There’s no need to provide backstory or any other extra exposition to explain to the reader that your character is gay. The worst case scenario is that you spend pages trying to justify why your character is gay, or justify how their gayness adds to the narrative.
Your character’s sexual identity doesn’t need to contribute or take away from the narrative at all. The only thing you need to be sure of is that if you’d like to give your character a romantic interest, make sure the romantic interest is the same gender as your character. That’s it.
If you’d like to add a trans character, it’s even simpler, because the sexual orientation of a trans person may be different to the gender with which they identify. Perhaps they love the same gender, or maybe they don’t.
As the author, you should know and understand who and what your character wants, but there’s no need to justify or explain all of this to your reader.
Just as with any other character, there will be a lot you know about your character that your readers will never find out.

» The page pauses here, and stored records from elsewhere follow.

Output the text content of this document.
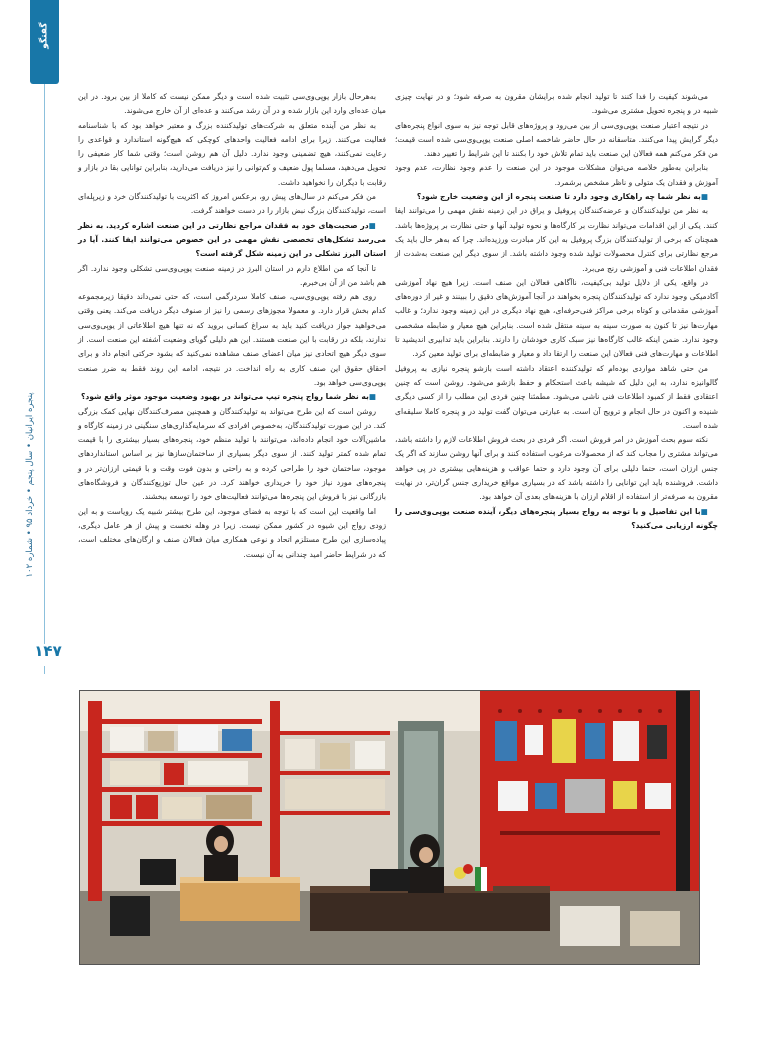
گفتگو
پنجره ایرانیان • سال پنجم • خرداد ۹۵ • شماره ۱۰۲
۱۴۷

می‌شوند کیفیت را فدا کنند تا تولید انجام شده برایشان مقرون به صرفه شود؛ و در نهایت چیزی شبیه در و پنجره تحویل مشتری می‌شود.

در نتیجه اعتبار صنعت یوپی‌وی‌سی از بین می‌رود و پروژه‌های قابل توجه نیز به سوی انواع پنجره‌های دیگر گرایش پیدا می‌کنند. متاسفانه در حال حاضر شاخصه اصلی صنعت یوپی‌وی‌سی شده است قیمت؛ من فکر می‌کنم همه فعالان این صنعت باید تمام تلاش خود را بکنند تا این شرایط را تغییر دهند.

بنابراین به‌طور خلاصه می‌توان مشکلات موجود در این صنعت را عدم وجود نظارت، عدم وجود آموزش و فقدان یک متولی و ناظر مشخص برشمرد.

■ به نظر شما چه راهکاری وجود دارد تا صنعت پنجره از این وضعیت خارج شود؟

به نظر من تولیدکنندگان و عرضه‌کنندگان پروفیل و یراق در این زمینه نقش مهمی را می‌توانند ایفا کنند. یکی از این اقدامات می‌تواند نظارت بر کارگاه‌ها و نحوه تولید آنها و حتی نظارت بر پروژه‌ها باشد. همچنان که برخی از تولیدکنندگان بزرگ پروفیل به این کار مبادرت ورزیده‌اند. چرا که به‌هر حال باید یک مرجع نظارتی برای کنترل محصولات تولید شده وجود داشته باشد. از سوی دیگر این صنعت به‌شدت از فقدان اطلاعات فنی و آموزشی رنج می‌برد.

در واقع، یکی از دلایل تولید بی‌کیفیت، ناآگاهی فعالان این صنف است. زیرا هیچ نهاد آموزشی آکادمیکی وجود ندارد که تولیدکنندگان پنجره بخواهند در آنجا آموزش‌های دقیق را ببینند و غیر از دوره‌های آموزشی مقدماتی و کوتاه برخی مراکز فنی‌حرفه‌ای، هیچ نهاد دیگری در این زمینه وجود ندارد؛ و غالب مهارت‌ها نیز تا کنون به صورت سینه به سینه منتقل شده است. بنابراین هیچ معیار و ضابطه مشخصی وجود ندارد. ضمن اینکه غالب کارگاه‌ها نیز سبک کاری خودشان را دارند. بنابراین باید تدابیری اندیشید تا اطلاعات و مهارت‌های فنی فعالان این صنعت را ارتقا داد و معیار و ضابطه‌ای برای تولید معین کرد.

من حتی شاهد مواردی بوده‌ام که تولیدکننده اعتقاد داشته است بازشو پنجره نیازی به پروفیل گالوانیزه ندارد، به این دلیل که شیشه باعث استحکام و حفظ بازشو می‌شود. روشن است که چنین اعتقادی فقط از کمبود اطلاعات فنی ناشی می‌شود. مطمئنا چنین فردی این مطلب را از کسی دیگری شنیده و اکنون در حال انجام و ترویج آن است. به عبارتی می‌توان گفت تولید در و پنجره کاملا سلیقه‌ای شده است.

نکته سوم بحث آموزش در امر فروش است. اگر فردی در بحث فروش اطلاعات لازم را داشته باشد، می‌تواند مشتری را مجاب کند که از محصولات مرغوب استفاده کنند و برای آنها روشن سازند که اگر یک جنس ارزان است، حتما دلیلی برای آن وجود دارد و حتما عواقب و هزینه‌هایی بیشتری در پی خواهد داشت. فروشنده باید این توانایی را داشته باشد که در بسیاری مواقع خریداری جنس گران‌تر، در نهایت مقرون به صرفه‌تر از استفاده از اقلام ارزان با هزینه‌های بعدی آن خواهد بود.

■ با این تفاصیل و با توجه به رواج بسیار پنجره‌های دیگر، آینده صنعت یوپی‌وی‌سی را چگونه ارزیابی می‌کنید؟

به‌هرحال بازار یوپی‌وی‌سی تثبیت شده است و دیگر ممکن نیست که کاملا از بین برود. در این میان عده‌ای وارد این بازار شده و در آن رشد می‌کنند و عده‌ای از آن خارج می‌شوند.

به نظر من آینده متعلق به شرکت‌های تولیدکننده بزرگ و معتبر خواهد بود که با شناسنامه فعالیت می‌کنند. زیرا برای ادامه فعالیت واحدهای کوچکی که هیچ‌گونه استاندارد و قواعدی را رعایت نمی‌کنند، هیچ تضمینی وجود ندارد. دلیل آن هم روشن است؛ وقتی شما کار ضعیفی را تحویل می‌دهید، مسلما پول ضعیف و کم‌توانی را نیز دریافت می‌دارید، بنابراین توانایی بقا در بازار و رقابت با دیگران را نخواهید داشت.

من فکر می‌کنم در سال‌های پیش رو، برعکس امروز که اکثریت با تولیدکنندگان خرد و زیرپله‌ای است، تولیدکنندگان بزرگ نبض بازار را در دست خواهند گرفت.

■ در صحبت‌های خود به فقدان مراجع نظارتی در این صنعت اشاره کردید. به نظر می‌رسد تشکل‌های تخصصی نقش مهمی در این خصوص می‌توانند ایفا کنند. آیا در استان البرز تشکلی در این زمینه شکل گرفته است؟

تا آنجا که من اطلاع دارم در استان البرز در زمینه صنعت یوپی‌وی‌سی تشکلی وجود ندارد. اگر هم باشد من از آن بی‌خبرم.

روی هم رفته یوپی‌وی‌سی، صنف کاملا سردرگمی است، که حتی نمی‌داند دقیقا زیرمجموعه کدام بخش قرار دارد. و معمولا مجوزهای رسمی را نیز از صنوف دیگر دریافت می‌کند. یعنی وقتی می‌خواهید جواز دریافت کنید باید به سراغ کسانی بروید که نه تنها هیچ اطلاعاتی از یوپی‌وی‌سی ندارند، بلکه در رقابت با این صنعت هستند. این هم دلیلی گویای وضعیت آشفته این صنعت است. از سوی دیگر هیچ اتحادی نیز میان اعضای صنف مشاهده نمی‌کنید که بشود حرکتی انجام داد و برای احقاق حقوق این صنف کاری به راه انداخت. در نتیجه، ادامه این روند فقط به ضرر صنعت یوپی‌وی‌سی خواهد بود.

■ به نظر شما رواج پنجره تیپ می‌تواند در بهبود وضعیت موجود موثر واقع شود؟

روشن است که این طرح می‌تواند به تولیدکنندگان و همچنین مصرف‌کنندگان نهایی کمک بزرگی کند. در این صورت تولیدکنندگان، به‌خصوص افرادی که سرمایه‌گذاری‌های سنگینی در زمینه کارگاه و ماشین‌آلات خود انجام داده‌اند، می‌توانند با تولید منظم خود، پنجره‌های بسیار بیشتری را با قیمت تمام شده کمتر تولید کنند. از سوی دیگر بسیاری از ساختمان‌سازها نیز بر اساس استانداردهای موجود، ساختمان خود را طراحی کرده و به راحتی و بدون فوت وقت و با قیمتی ارزان‌تر در و پنجره‌های مورد نیاز خود را خریداری خواهند کرد. در عین حال توزیع‌کنندگان و فروشگاه‌های بازرگانی نیز با فروش این پنجره‌ها می‌توانند فعالیت‌های خود را توسعه ببخشند.

اما واقعیت این است که با توجه به فضای موجود، این طرح بیشتر شبیه یک رویاست و به این زودی رواج این شیوه در کشور ممکن نیست. زیرا در وهله نخست و پیش از هر عامل دیگری، پیاده‌سازی این طرح مستلزم اتحاد و نوعی همکاری میان فعالان صنف و ارگان‌های مختلف است، که در شرایط حاضر امید چندانی به آن نیست.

Don’t feel forced to add extra exposition just because the end of the book is approaching and you haven’t made it clear enough that your character is gay.
“Joeux noticed the sun shining out through the clouds, and knew deep down that it was totally jean-shorts weather!”
Gay readers should connect with your character because of who they are, not just because of who they love. A book that’s this shallow is probably not likely to fly off the shelves.
Allow your character to live their life as you would any other character, and make sure they have just as much access and intelligence as anyone else. Which brings us to our next point.
Assuming that every gay guy is an effeminate bitch who’s obsessed with fashion is about as accurate as assuming that every straight guy is a drunk loser who loves sport.
We’re all nuanced creatures who have complex personalities that are a mix of logical and illogical elements that mix and blend into a complicated human.
There’s no need to paint your character into a corner just so that your reader knows which one is gay.
I have author friends who still won’t write gay characters into their books because they’re too scared to write dialogue for this character. To that I say, why does the dialogue have to be different at all?
As far as I’m concerned, men and women both want to eat, sleep, and have sex.
“I believe that all anyone really wants in this life is to sit in peace and eat a sandwich.” — Liz Lemon
Your gay male character doesn’t need a side hustle as a drag queen, and your gay female character doesn’t need a construction hobby.
When you find these characters in books (outside of farce), you can assume that the author has a a certain stereotype in mind and is going to jam that square peg into the round hole as hard as they can until it fits.
Let’s say that you’re writing a male lawyer who’s always enjoyed the perks of being a man and being on top. But you’ve decided that this lawyer is going to transition into a woman and you want to write this journey into your novel.
In that case the circumstances surrounding this person’s job, family, and coworkers should be influenced by this transition.
People are going to treat her differently than they treated him. They’re going to be uncomfortable and maybe hostile, and this character may lose some of the perks that she used to enjoy. I encourage you to write in the frustration that she must be feeling from all this. Tell us the journey she goes on, and allow her personality to be affected.
Just don’t fall into the trap of making the frustration part of who she is. She’s going through a hard time, but she’ll come out the other side a more fulfilled and happier person.
If you’re not trans yourself and haven’t lived this experience, in my opinion, you’re entitled to your craft and you should still write what you feel inspired to write. However, I highly recommend reaching out to someone who has lived this life and ask their advice.
If this person is willing to let you into their mind, ask them about their emotional journey and find out how it truly affected them.
Then, once you’ve drafted your story, let this person read it and provide their feedback.
The lawyer example I provided is actually based on someone I once knew many years ago. Her story really inspired me, and I would have never been able to simply guess the experiences she lived through if I were to base a character on her.
We as writers think that we can weave an accurate and fulfilling story entirely from our imagination. Although if you’re writing fantasy or sci fi and none of this relates to your extraterrestrial aliens, then your imagination is probably more than enough.
But if you’re a human trying to tell the story of other humans, think more about the story you want to tell.
Understand how others think and feel. Remind yourself that we’re all the same, and who you love doesn’t shape the person that you are.
If you want to novelise an experience you can’t relate to, reach out to more people and find a way to relate.
Take care of your characters, because they are in turn taking care of your readers.
So the better you construct them, the better they’ll connect with your audience, and the more your work is likely to sell.